Harus ku Ucapkan apa?
Musim
selalu berganti, terik panas, derai hujan, belum lagi riuhan angin yang menghempas
dedaunan kering dari dahan. Sudah banyak yang terlewat, hingga aku lupa bahwa
batu kerikil pinggir jalan sudah terhapus dan tertimbun oleh ribuan gram aspal.

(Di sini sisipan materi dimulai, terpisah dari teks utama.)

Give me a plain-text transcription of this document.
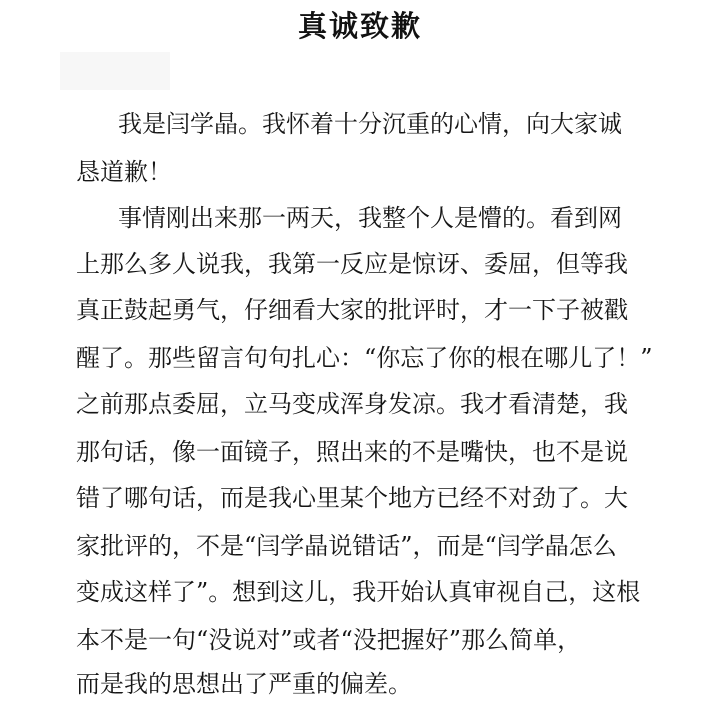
真诚致歉
我是闫学晶。我怀着十分沉重的心情，向大家诚
恳道歉！
事情刚出来那一两天，我整个人是懵的。看到网
上那么多人说我，我第一反应是惊讶、委屈，但等我
真正鼓起勇气，仔细看大家的批评时，才一下子被戳
醒了。那些留言句句扎心：“你忘了你的根在哪儿了！”
之前那点委屈，立马变成浑身发凉。我才看清楚，我
那句话，像一面镜子，照出来的不是嘴快，也不是说
错了哪句话，而是我心里某个地方已经不对劲了。大
家批评的，不是“闫学晶说错话”，而是“闫学晶怎么
变成这样了”。想到这儿，我开始认真审视自己，这根
本不是一句“没说对”或者“没把握好”那么简单，
而是我的思想出了严重的偏差。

Siapa yang peduli? Aku memalingkan langkah dari jalanan rusak itu sejak
perbaikan dimulai dari beberapa bulan lalu. Genangan-genangan berwarna cokelat
sudah mengumpat, batang pohon pisang, barisan papan triplek yang seketika hadir ditengah jalan pun absen
dari penglihatan. Bola mataku pun berlarian ke setiap sudut jalanan, mencari
genangan demi genangan yang mampir di tepi jalan. Nyatanya, sudah tak ada lagi,
dan sadar bahwa mataku tak lagi dimanjakan oleh pemandangan jalan yang unik
seperti itu lagi dan ini mengubah sudut pandangku untuk tidak memusatkan
penglihatan pada satu titik, genangan misalnya. Akan ada kerinduan yang tidak
dapat dijelaskan dari sebuah mata yang melihat terlalu lama, hingga kenyamanan
dari sebuah kebiasaan melekat dalam penglihatan. Akan ada si waktu yang datang
mengubah dan menggantikan setiap posisi dari kehadiran dan menyadarkan keadaan
bahwa semua yang datang adalah singgah.
Persinggahan.
Semesta adalah si pendahulu sebelum hati mengizinkan. Kehadiran datang,
mengenalkan sebuah pertemuan tanpa sengaja dengan sebuah perbedaan. Tidak ada
yang memungkiri bahwa suatu waktu hati dipaksa untuk siap tanpa diminta dan
diinginkan, karena kejadian atas ingin semesta akan sangat mengagungkan. Bahagia?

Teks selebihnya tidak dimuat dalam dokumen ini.